Les stratégies de protection et de rétablissement devront inclure une cartographie et un recensement détaillés des populations et de leurs habitats ainsi qu’une détermination de l’ampleur de la menace causée par les phragmites. Ces recherches permettront d’obtenir des données de base à partir desquelles le succès des mesures de rétablissement pourra être mesuré. Le rétablissement, la régénération et la réhabilitation de l’habitat peuvent être réalisés par la gestion ou l’enlèvement des phragmites. Les possibilités de contrôle des phragmites doivent être étudiées et les traitements expérimentaux susceptibles de constituer le fondement d’une gestion adaptative doivent être réalisés.

Il est recommandé que l’aire d’occupation de Long Point soit désignée comme habitat de l’éléocharide géniculée dans un règlement sur l’habitat.
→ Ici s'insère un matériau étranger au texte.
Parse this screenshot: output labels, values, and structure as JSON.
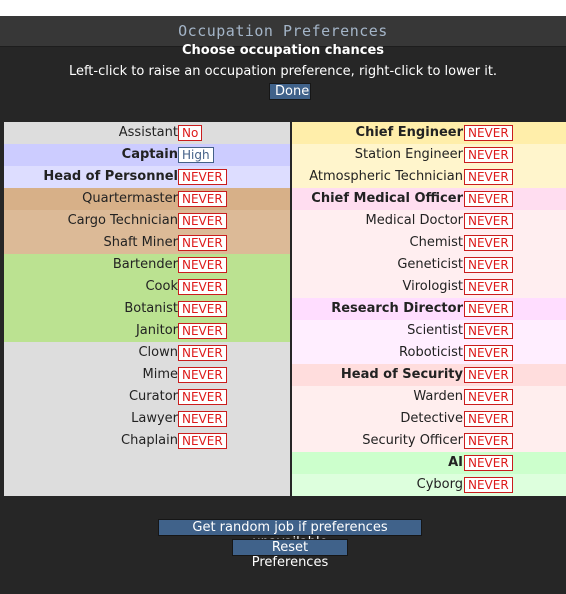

Cette aire comprend les zones de la plage North Beach, des prés humides et des bords des baissières situées entre la baie Gravelly et l’extrémité de Long Point; ces zones sont inondées de façon occasionnelle ou saisonnière, elles demeurent humides pendant la majeure partie de la saison de croissance, et la végétation indigène qui fait concurrence à l’éléocharide géniculée y est naturellement clairsemée ou absente. À Cedar Springs, il est recommandé que le bord incliné de la sablière soit désigné comme habitat de l’éléocharide géniculée dans un règlement sur l’habitat.